Une baisse qui s'accélère dès cette rentrée
Selon la communication officielle présentée en Conseil des ministres, la diminution touche désormais à la fois le premier et le second degré. Les projections publiées par la direction de l'évaluation, de la prospective et de la performance anticipaient déjà une baisse d'environ 125 400 élèves dans le premier degré et 36 200 dans le second degré pour 2026.
La maternelle est particulièrement touchée par l'arrivée de générations moins nombreuses, conséquence directe de la baisse des naissances observée depuis le début des années 2010.
Près de 1,7 million d'élèves en moins d'ici 2035
Le ministère estime que les écoles, collèges et lycées publics et privés sous contrat pourraient compter environ 1,7 million d'élèves de moins en 2035 qu'en 2025, soit une baisse d'environ 14 % en dix ans.

Cette évolution ne sera pas uniforme sur le territoire.

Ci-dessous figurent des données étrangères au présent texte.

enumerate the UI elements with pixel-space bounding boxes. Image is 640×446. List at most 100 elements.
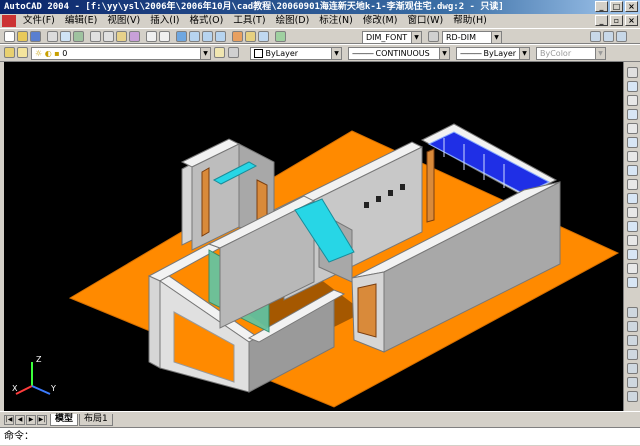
chamfer-icon[interactable] (627, 249, 638, 260)
undo-icon[interactable] (146, 31, 157, 42)
menu-draw[interactable]: 绘图(D) (271, 14, 315, 28)
drawing-viewport[interactable]: Z X Y (4, 62, 623, 411)
layer-previous-icon[interactable] (228, 47, 239, 58)
maximize-button[interactable]: □ (610, 1, 623, 12)
tool-palettes-icon[interactable] (258, 31, 269, 42)
lengthen-icon[interactable] (627, 193, 638, 204)
open-icon[interactable] (17, 31, 28, 42)
zoom-window-icon[interactable] (202, 31, 213, 42)
minimize-button[interactable]: _ (595, 1, 608, 12)
plotstyle-combo[interactable]: ByColor ▼ (536, 47, 606, 60)
menu-modify[interactable]: 修改(M) (358, 14, 403, 28)
torus-icon[interactable] (627, 377, 638, 388)
layers-properties-toolbar: ☼ ◐ ▪ 0 ▼ ByLayer ▼ ——— CONTINUOUS ▼ ——— By… (0, 44, 640, 62)
dimension-style-icon[interactable] (428, 31, 439, 42)
zoom-realtime-icon[interactable] (189, 31, 200, 42)
pan-icon[interactable] (176, 31, 187, 42)
chevron-down-icon[interactable]: ▼ (595, 48, 605, 59)
chevron-down-icon[interactable]: ▼ (411, 32, 421, 43)
prev-tab-icon[interactable]: ◀ (15, 415, 25, 425)
layer-combo[interactable]: ☼ ◐ ▪ 0 ▼ (31, 47, 211, 60)
title-bar: AutoCAD 2004 - [f:\yy\ysl\2006年\2006年10月… (0, 0, 640, 14)
menu-dimension[interactable]: 标注(N) (314, 14, 358, 28)
extrude-icon[interactable] (627, 391, 638, 402)
scale-icon[interactable] (627, 165, 638, 176)
menu-window[interactable]: 窗口(W) (402, 14, 448, 28)
rotate-icon[interactable] (627, 151, 638, 162)
lineweight-combo[interactable]: ——— ByLayer ▼ (456, 47, 530, 60)
mirror-icon[interactable] (627, 95, 638, 106)
zoom-previous-icon[interactable] (215, 31, 226, 42)
menu-tools[interactable]: 工具(T) (228, 14, 270, 28)
sphere-icon[interactable] (627, 321, 638, 332)
first-tab-icon[interactable]: |◀ (4, 415, 14, 425)
wall-front-left-face (148, 275, 161, 369)
document-icon[interactable] (2, 15, 16, 27)
chevron-down-icon[interactable]: ▼ (331, 48, 341, 59)
copy-icon[interactable] (103, 31, 114, 42)
fillet-icon[interactable] (627, 263, 638, 274)
erase-icon[interactable] (627, 67, 638, 78)
close-button[interactable]: × (625, 1, 638, 12)
doc-minimize-button[interactable]: _ (595, 15, 608, 26)
chevron-down-icon[interactable]: ▼ (491, 32, 501, 43)
menu-format[interactable]: 格式(O) (184, 14, 228, 28)
standard-toolbar: DIM_FONT ▼ RD-DIM ▼ (0, 28, 640, 44)
save-icon[interactable] (30, 31, 41, 42)
last-tab-icon[interactable]: ▶| (37, 415, 47, 425)
explode-icon[interactable] (627, 277, 638, 288)
view-toolbar-icon[interactable] (590, 31, 601, 42)
move-icon[interactable] (627, 137, 638, 148)
shade-toolbar-icon[interactable] (603, 31, 614, 42)
publish-icon[interactable] (73, 31, 84, 42)
stretch-icon[interactable] (627, 179, 638, 190)
copy-object-icon[interactable] (627, 81, 638, 92)
menu-help[interactable]: 帮助(H) (448, 14, 492, 28)
window-title: AutoCAD 2004 - [f:\yy\ysl\2006年\2006年10月… (4, 2, 504, 12)
extend-icon[interactable] (627, 221, 638, 232)
design-center-icon[interactable] (245, 31, 256, 42)
wedge-icon[interactable] (627, 363, 638, 374)
menu-edit[interactable]: 编辑(E) (60, 14, 102, 28)
layer-manager-icon[interactable] (4, 47, 15, 58)
cylinder-icon[interactable] (627, 335, 638, 346)
modify-toolbar (623, 62, 640, 411)
properties-icon[interactable] (232, 31, 243, 42)
redo-icon[interactable] (159, 31, 170, 42)
lineweight-value: ByLayer (483, 49, 517, 58)
layer-state-icon[interactable] (17, 47, 28, 58)
new-icon[interactable] (4, 31, 15, 42)
orbit-toolbar-icon[interactable] (616, 31, 627, 42)
model-3d-view (68, 123, 620, 408)
print-icon[interactable] (47, 31, 58, 42)
tab-layout1[interactable]: 布局1 (79, 414, 113, 426)
help-icon[interactable] (275, 31, 286, 42)
chevron-down-icon[interactable]: ▼ (519, 48, 529, 59)
doc-close-button[interactable]: × (625, 15, 638, 26)
next-tab-icon[interactable]: ▶ (26, 415, 36, 425)
box-solid-icon[interactable] (627, 307, 638, 318)
tab-model[interactable]: 模型 (50, 414, 79, 426)
chevron-down-icon[interactable]: ▼ (200, 48, 210, 59)
make-current-layer-icon[interactable] (214, 47, 225, 58)
cone-icon[interactable] (627, 349, 638, 360)
offset-icon[interactable] (627, 109, 638, 120)
menu-insert[interactable]: 插入(I) (145, 14, 184, 28)
color-combo[interactable]: ByLayer ▼ (250, 47, 342, 60)
paste-icon[interactable] (116, 31, 127, 42)
command-line[interactable]: 命令： (0, 427, 640, 445)
linetype-combo[interactable]: ——— CONTINUOUS ▼ (348, 47, 450, 60)
cut-icon[interactable] (90, 31, 101, 42)
match-properties-icon[interactable] (129, 31, 140, 42)
dim-style-combo[interactable]: RD-DIM ▼ (442, 31, 502, 44)
break-icon[interactable] (627, 235, 638, 246)
menu-file[interactable]: 文件(F) (18, 14, 60, 28)
trim-icon[interactable] (627, 207, 638, 218)
array-icon[interactable] (627, 123, 638, 134)
linetype-value: CONTINUOUS (375, 49, 430, 58)
text-style-combo[interactable]: DIM_FONT ▼ (362, 31, 422, 44)
doc-restore-button[interactable]: ▫ (610, 15, 623, 26)
chevron-down-icon[interactable]: ▼ (439, 48, 449, 59)
preview-icon[interactable] (60, 31, 71, 42)
menu-view[interactable]: 视图(V) (102, 14, 145, 28)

Certains départements ruraux ou déjà confrontés à une forte baisse démographique pourraient connaître des réductions d'effectifs beaucoup plus rapides que les grandes métropoles ou les territoires ultramarins à population plus jeune.
La carte scolaire va devoir s'adapter
Le gouvernement veut utiliser ces projections pour planifier plus longtemps à l'avance l'évolution des écoles, collèges et lycées. Une nouvelle organisation de planification territoriale doit notamment permettre d'anticiper les ouvertures, regroupements ou fermetures de structures scolaires.
Le ministère affirme ne pas vouloir réduire les moyens d'enseignement au même rythme que les effectifs, afin de profiter de la baisse démographique pour améliorer l'encadrement. Les syndicats et les élus locaux restent toutefois attentifs aux conséquences concrètes dans les communes où la fermeture d'une classe ou d'une école peut fortement modifier l'accès au service public.